SEQUIM — Brad Griffith gets down and dirty with earthworms and loves it.
“You’re talking about the bottom of the barrel here,” he said with a wry grin, indicating that if you can’t have a sense of humor about his unusual pastime and come down to a worm’s level, well, that’s your problem.
No wonder he’s called “the worm guy” around Sequim by those who know of his creepy-crawly hobby and passion for finding how the worm turns.
As a result, he’s learned a lot about night crawlers, things that people never noticed.
Earthworms armor the entries to their worm holes with small rocks.
They collect and pile organic debris — the grass, leaves, stems and blades of grass that make up their food supply — on top of the mounds they produce, known a worm middens.
The gravel they pile up around their midden mounds helps hold what they collect.
They love the man-made habitat of gravel driveways where they adjoin lawns, Griffith points out along his own driveway south of West Deytona Street.
Worms move things around, and there is evidence that they pull objects, such as pieces of pottery, far from their origins over time.
The long, red and slimy critters pull stems and blades of dried grass down into their holes to decompose for future meals.
If you’ve see these little piles in your yard, chances are good you’ve found worm middens.
Welcome to the wonderful world of earthworms.
While out pursuing his photography hobby, Griffith, a 52-year-old remodeling contractor and entrepreneur who is also perfecting the art of stick bending, happened upon the tiny mounds on the ground that included gravel, sticks and other objects such as pieces of pottery.
At the time he had no idea what they were.
Griffith, a man with a natural curiosity and eye for detail, approached nursery owners and landscapers in an attempt to get the answer.
They hadn’t a clue, either.
Later, an acquaintance urged him to go to the Internet and Google it using the search words “Darwin” and “worms.”
He found information that led him to naturalist and the father of evolution Charles Darwin’s studies of earthworms. Darwin studied earthworms and their habitat near the end of his life.
“I had seen the earthworms moving out there, but I never saw them moving anything,” Griffith said.
Griffith read Darwin on Earthworms: The Formation of Vegetable Mould Through the Action of Worms and found it to be “as boring as watching worms work.”
But it got him off and crawling, so to speak.

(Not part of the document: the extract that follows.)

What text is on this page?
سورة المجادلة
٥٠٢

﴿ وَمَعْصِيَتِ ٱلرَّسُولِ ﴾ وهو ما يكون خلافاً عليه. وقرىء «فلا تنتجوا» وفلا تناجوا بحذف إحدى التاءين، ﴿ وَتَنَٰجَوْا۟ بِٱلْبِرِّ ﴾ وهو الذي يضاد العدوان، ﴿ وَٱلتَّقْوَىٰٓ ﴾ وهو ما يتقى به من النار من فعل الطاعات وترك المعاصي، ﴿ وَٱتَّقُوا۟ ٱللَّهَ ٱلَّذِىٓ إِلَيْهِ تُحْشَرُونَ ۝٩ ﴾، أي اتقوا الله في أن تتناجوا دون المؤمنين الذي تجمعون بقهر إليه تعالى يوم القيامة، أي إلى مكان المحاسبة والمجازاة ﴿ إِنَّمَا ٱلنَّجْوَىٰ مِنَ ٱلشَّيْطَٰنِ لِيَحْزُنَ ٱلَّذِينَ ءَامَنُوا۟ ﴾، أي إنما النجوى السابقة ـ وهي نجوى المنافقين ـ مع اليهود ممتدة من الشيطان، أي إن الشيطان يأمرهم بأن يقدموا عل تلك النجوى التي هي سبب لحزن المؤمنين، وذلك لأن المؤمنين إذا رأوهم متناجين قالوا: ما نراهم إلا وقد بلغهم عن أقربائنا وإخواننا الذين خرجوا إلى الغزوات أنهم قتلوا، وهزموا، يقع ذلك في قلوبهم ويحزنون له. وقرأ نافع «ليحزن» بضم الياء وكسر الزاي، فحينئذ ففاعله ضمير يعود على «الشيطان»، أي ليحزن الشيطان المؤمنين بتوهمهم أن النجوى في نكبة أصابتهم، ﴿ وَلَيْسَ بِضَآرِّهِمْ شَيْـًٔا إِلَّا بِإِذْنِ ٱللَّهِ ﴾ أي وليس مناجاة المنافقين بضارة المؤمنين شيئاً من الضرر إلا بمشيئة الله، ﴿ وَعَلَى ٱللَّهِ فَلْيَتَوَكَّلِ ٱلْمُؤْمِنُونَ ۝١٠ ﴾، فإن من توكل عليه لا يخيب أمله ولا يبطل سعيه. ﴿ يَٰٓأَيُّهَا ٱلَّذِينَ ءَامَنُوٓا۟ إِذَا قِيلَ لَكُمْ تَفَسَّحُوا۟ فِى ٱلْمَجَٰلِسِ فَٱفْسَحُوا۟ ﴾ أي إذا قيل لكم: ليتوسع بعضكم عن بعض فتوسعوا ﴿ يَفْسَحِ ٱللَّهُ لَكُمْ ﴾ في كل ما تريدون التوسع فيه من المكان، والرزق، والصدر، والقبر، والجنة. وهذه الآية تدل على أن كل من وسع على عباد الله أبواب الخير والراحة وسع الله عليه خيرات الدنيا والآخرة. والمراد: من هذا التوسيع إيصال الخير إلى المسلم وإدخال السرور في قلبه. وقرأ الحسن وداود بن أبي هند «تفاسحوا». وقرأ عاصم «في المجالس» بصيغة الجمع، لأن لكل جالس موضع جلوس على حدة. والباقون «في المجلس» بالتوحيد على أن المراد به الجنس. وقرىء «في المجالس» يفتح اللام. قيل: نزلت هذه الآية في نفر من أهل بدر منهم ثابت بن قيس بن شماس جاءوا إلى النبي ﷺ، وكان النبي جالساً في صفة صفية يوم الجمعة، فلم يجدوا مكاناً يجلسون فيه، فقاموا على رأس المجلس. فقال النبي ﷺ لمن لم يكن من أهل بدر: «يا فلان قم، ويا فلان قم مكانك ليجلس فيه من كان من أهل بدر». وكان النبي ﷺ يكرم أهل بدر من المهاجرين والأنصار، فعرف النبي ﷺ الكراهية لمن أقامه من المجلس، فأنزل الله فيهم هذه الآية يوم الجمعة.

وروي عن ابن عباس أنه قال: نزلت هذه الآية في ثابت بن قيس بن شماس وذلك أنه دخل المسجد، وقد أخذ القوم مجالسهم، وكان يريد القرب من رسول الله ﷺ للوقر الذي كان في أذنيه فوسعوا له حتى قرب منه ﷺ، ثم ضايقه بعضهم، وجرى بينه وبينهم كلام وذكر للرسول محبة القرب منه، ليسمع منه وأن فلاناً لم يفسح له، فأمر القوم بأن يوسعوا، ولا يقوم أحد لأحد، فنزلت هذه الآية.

As his own studies of earthworms became a hobby over more than two years, Griffith learned that the deaf and blind reddish-brown creatures move objects around.
With a flashlight he held in his mouth and a video camera, Griffith spent hundreds of hours recording and studying the movement and nocturnal behavior of earthworms.
He actually filmed worms not only eating decomposed matter but also green live vegetation, uploading his video clips to YouTube at http://tinyurl.com/4yzxhk2.
The videos show a worm moving a rock, grasping it with the suction of its mouth and pulling it by contract the muscles of its elongated body.
They also show a worm eating, while another moves in reverse back to its hole.
“As far as I can tell, no one has got anything up on the Internet like that,” he said of the clip showing a worm eating green vegetation.
Griffith discovered a number of worm midden fields in graveled areas along Old Olympic Highway.
One on the edge of the Sequim city limits looks like the miniature village of Lumbricus Terrestris, the Latin name for the common earthworm.
Griffith has shared his videos with Nico Eisenhauer, an expert in the study of earthworms and a visiting professor at the University of Minnesota Department of Forest Resources.
Eisenhauer has researched and written about the consequences of earthworm invasions of northern North American forests.
“I like Brad’s videos very much because they show what I have suggested in a couple of scientific publications — the herbivorous behavior of some earthworm species,” Eisenhauer said.
While there is much documentation of earthworms moving objects on the soil surface, Eisenhauer said, “The most interesting part for me is the damaging of living plants, which is not so established so far . . .
“We are currently trying to perform some standardized experiments to quantify the earthworm impact on the plants in the vicinity of middens — but I have no idea if this will lead to publishable results.”
Griffith has the support of his wife, Kelly, who jokes that she knew about her husband’s unusual hobby of observing worms before they were wed.
“I married him anyway,” she said with a gentle smile.
When shooting videos of earthworms, he walks along the sidewalk next to his driveway to avoid scaring the worms back into their holes.
He has a worm patch outside his home where he conducts experiments.
He found that, if you place one end of a piece of string atop one worm hole and the other end on another hole, you will see a “worm tug of war” over time.
Worms also move tiny toy cars around overnight, he found.
But catching them in action is a real challenge and a test of extreme patience.
“Out of 100 sightings of worms, maybe 10 will remain there and maybe two will let me stop and see,” he said.
“It’s sort of like fishing. It is the number of times you cast that makes the difference.”